Cold starts are the most common complaint we hear about model inference. A user in Tokyo sends a request to a model that hasn't been invoked in 30 minutes, and they wait 3 seconds for the GPU to warm up before getting a response.


We set out to fix this.


The problem


Our inference network spans 300+ locations. Each location runs GPU-enabled containers. When a model hasn't been invoked in a while, the runtime offloads it to free VRAM. The next request pays a cold start penalty.


We measured the median cold start across our network at 2.8s. The p95 was 6.2s. For an API that aims for p95 under 200ms, that was unacceptable.


The approach: predictive pre-warming


Instead of keeping every model warm everywhere (wasteful), we built a prediction model that anticipates which regions will need which models.


The model considers:

  • Time of day patterns - APAC regions are pre-warmed during local business hours
  • Recent inference history - A model invoked 5 times in the last hour stays warm; one invoked once in the last day may not
  • Deployment events - Newly deployed models are kept warm for the first 2 hours regardless of traffic

  • Implementation


    We store invocation metadata in a lightweight in-memory store at each region.
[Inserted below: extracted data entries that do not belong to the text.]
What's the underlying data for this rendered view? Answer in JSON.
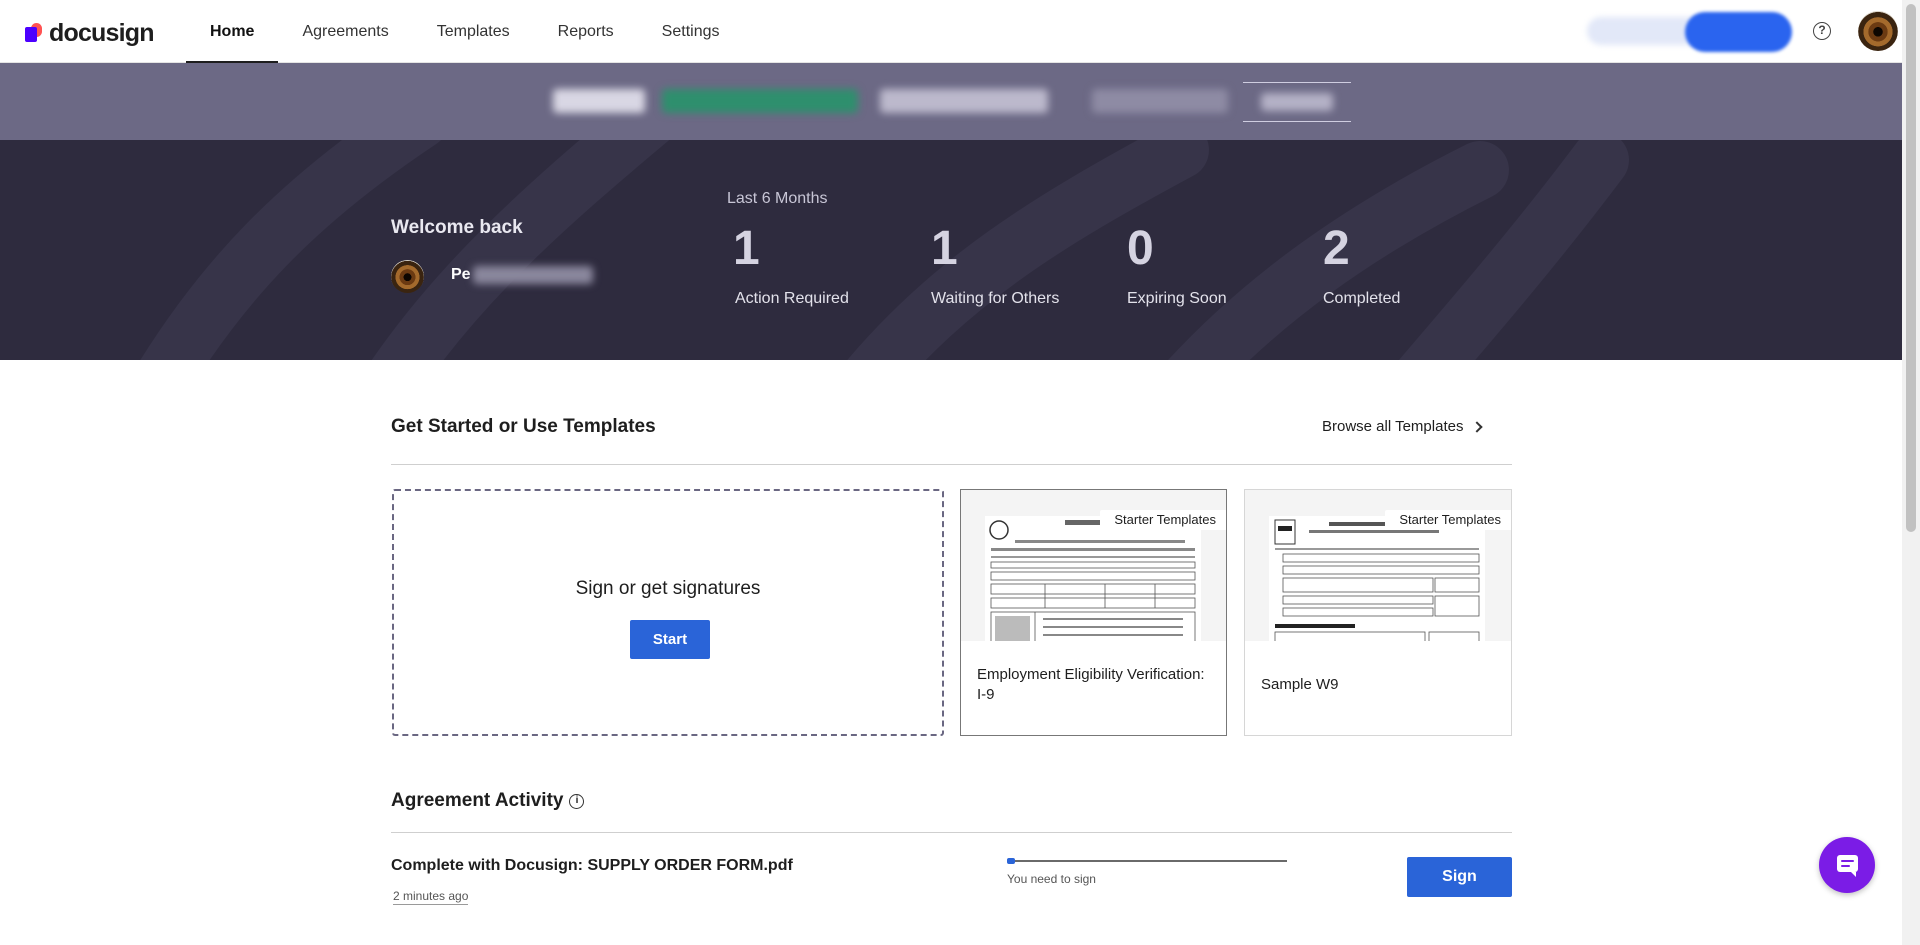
{
  "app": {
    "brand": "docusign",
    "accent_color": "#2a64d8"
  },
  "nav": {
    "tabs": [
      {
        "label": "Home",
        "active": true
      },
      {
        "label": "Agreements",
        "active": false
      },
      {
        "label": "Templates",
        "active": false
      },
      {
        "label": "Reports",
        "active": false
      },
      {
        "label": "Settings",
        "active": false
      }
    ],
    "help_symbol": "?"
  },
  "hero": {
    "welcome": "Welcome back",
    "name_visible": "Pe",
    "period": "Last 6 Months",
    "stats": [
      {
        "value": "1",
        "label": "Action Required"
      },
      {
        "value": "1",
        "label": "Waiting for Others"
      },
      {
        "value": "0",
        "label": "Expiring Soon"
      },
      {
        "value": "2",
        "label": "Completed"
      }
    ]
  },
  "get_started": {
    "title": "Get Started or Use Templates",
    "browse_label": "Browse all Templates",
    "dropzone_title": "Sign or get signatures",
    "start_label": "Start",
    "templates": [
      {
        "tag": "Starter Templates",
        "title": "Employment Eligibility Verification: I-9"
      },
      {
        "tag": "Starter Templates",
        "title": "Sample W9"
      }
    ]
  },
  "activity": {
    "title": "Agreement Activity",
    "info_symbol": "i",
    "items": [
      {
        "name": "Complete with Docusign: SUPPLY ORDER FORM.pdf",
        "time": "2 minutes ago",
        "status": "You need to sign",
        "progress": 0.03,
        "action_label": "Sign"
      }
    ]
  }
}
Every 60 seconds, a regional coordinator runs a scoring function that decides which models to keep warm.


    The scoring function is straightforward:


    def should_warm(invocations_last_hour, invocations_last_day, seconds_since_deploy):
        score = invocations_last_hour * 10
        score += invocations_last_day * 0.5
        if seconds_since_deploy < 7200:
            score += 50
        return score > 20

    No complex orchestration. A simple heuristic that handles 95% of cases.


    Results


    After rolling this out:

  • Median cold start: 2.8s → 340ms
  • p95 cold start: 6.2s → 1.1s
  • VRAM overhead: +15% (models kept warm consume GPU memory even when idle)
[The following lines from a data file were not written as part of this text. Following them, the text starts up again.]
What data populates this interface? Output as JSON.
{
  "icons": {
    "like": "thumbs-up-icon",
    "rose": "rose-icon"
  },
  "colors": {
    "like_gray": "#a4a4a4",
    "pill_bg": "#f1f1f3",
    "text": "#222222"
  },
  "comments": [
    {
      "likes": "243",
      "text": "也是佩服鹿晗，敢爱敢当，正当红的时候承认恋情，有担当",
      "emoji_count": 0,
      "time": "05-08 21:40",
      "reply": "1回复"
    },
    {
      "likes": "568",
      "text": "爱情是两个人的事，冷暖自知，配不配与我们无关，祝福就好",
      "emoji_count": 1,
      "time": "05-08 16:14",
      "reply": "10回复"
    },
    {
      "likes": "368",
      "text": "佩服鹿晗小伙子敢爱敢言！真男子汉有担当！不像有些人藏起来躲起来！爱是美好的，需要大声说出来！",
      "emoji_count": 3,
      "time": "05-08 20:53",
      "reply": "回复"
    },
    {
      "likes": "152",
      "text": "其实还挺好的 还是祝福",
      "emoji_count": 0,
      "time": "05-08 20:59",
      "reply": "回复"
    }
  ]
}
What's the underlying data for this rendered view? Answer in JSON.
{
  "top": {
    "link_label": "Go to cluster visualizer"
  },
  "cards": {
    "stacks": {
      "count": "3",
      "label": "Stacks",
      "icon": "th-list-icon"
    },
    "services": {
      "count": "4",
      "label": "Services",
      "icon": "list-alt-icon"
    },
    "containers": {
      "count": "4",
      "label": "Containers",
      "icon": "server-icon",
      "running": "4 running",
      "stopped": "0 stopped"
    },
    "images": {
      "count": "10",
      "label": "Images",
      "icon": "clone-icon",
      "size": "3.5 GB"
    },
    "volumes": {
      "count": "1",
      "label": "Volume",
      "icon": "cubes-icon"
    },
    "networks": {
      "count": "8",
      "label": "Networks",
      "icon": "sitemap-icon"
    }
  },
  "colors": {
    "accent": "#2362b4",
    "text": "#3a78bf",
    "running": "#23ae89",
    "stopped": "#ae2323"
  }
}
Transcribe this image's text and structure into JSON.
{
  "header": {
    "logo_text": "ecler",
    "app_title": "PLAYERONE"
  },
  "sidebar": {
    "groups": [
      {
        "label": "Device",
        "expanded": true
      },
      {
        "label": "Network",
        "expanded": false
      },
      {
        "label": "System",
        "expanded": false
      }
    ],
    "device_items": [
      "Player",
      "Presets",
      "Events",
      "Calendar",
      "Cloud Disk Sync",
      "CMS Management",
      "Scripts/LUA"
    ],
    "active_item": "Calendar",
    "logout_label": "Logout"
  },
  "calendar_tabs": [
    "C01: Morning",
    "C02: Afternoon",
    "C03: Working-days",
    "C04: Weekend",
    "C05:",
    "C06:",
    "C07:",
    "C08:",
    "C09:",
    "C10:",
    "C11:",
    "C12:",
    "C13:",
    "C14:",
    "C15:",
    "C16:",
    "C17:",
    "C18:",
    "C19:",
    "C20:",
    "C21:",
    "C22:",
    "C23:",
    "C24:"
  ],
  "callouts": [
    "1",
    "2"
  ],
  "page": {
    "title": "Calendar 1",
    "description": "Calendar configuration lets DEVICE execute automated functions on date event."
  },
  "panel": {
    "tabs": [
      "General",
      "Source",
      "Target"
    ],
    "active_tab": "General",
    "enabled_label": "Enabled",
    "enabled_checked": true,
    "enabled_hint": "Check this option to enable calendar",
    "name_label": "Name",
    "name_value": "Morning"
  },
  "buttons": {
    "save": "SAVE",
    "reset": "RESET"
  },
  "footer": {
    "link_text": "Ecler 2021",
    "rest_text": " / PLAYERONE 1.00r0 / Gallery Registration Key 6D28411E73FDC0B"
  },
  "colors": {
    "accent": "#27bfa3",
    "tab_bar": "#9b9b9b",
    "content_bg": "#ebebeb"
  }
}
  • The 15% VRAM overhead was an acceptable trade-off for an 88% reduction in cold start latency. We monitor this weekly and tune the threshold as traffic patterns evolve.


    What we didn't do


    We considered maintaining a persistent WebSocket connection to each region for instant warm signals. We decided against it - the complexity of managing 300 persistent connections outweighed the benefit for current traffic levels. The polling-based approach is simpler to debug and reason about.


    If your use case demands sub-100ms p99 cold starts, the answer today is to keep your model warm with a keep-alive ping every 3 minutes. Our predictive approach handles the common case; keep-alive handles the edge case.